Well its been awhile since anyone has ordered this design.. 
Stabilized spalted pecan, Antler liprest, double solder inlays, THO style Stainless Band and stuffed with brown hedge insert with a Whitetail antler exhaust. Single reed.. Honestly I blowed up two barrels and Good ole Tobin "Copeland Custom Duck Calls" saved me with a spare piece of this pecan he had in the shop.. Thanks Tobin, I think the customer will be happy..


----------



## lady linda (Nov 25, 2008)

Great,as usual


----------



## Viking48 (Jan 24, 2006)

Lookin' good


----------



## Slip (Jul 25, 2006)

I assure you, Customer WILL be happy!
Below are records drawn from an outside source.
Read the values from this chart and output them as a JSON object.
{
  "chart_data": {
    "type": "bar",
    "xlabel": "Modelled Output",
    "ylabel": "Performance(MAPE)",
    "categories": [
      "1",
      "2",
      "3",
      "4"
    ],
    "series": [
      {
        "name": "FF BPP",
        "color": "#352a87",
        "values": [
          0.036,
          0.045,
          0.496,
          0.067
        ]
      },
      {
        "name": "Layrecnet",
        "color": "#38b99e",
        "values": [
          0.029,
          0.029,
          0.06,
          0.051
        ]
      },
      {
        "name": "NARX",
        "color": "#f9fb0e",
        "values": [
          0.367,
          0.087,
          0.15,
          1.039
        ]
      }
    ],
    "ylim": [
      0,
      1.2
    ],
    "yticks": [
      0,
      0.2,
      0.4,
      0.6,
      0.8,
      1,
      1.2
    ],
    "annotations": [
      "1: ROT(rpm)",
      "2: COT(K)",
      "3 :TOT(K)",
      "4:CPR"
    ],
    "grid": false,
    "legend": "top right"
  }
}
Looks great!


----------



## Tortuga (May 21, 2004)

beautiful, Mate...


----------



## ronbeaux (Mar 25, 2006)

Ka ching!!!

Solder insert??? Cool!


----------



## Robert A. (Jan 8, 2009)

Thanks guys!! As always you are all to kind!!


----------



## Tortuga (May 21, 2004)

Robert A. said:


> Thanks guys!! As always you are all to kind!!


Don't be too sure, Mate.... If you turn out something crappy looking, we will be sure to point that out to you.....:rotfl::rotfl:


----------



## Robert A. (Jan 8, 2009)

Tortuga said:


> Don't be too sure, Mate.... If you turn out something crappy looking, we will be sure to point that out to you.....:rotfl::rotfl:


Too funny!! I hope that you would mate!!


----------



## JS Fog (Sep 4, 2012)

Looks great and it the customer does not like it call me.


----------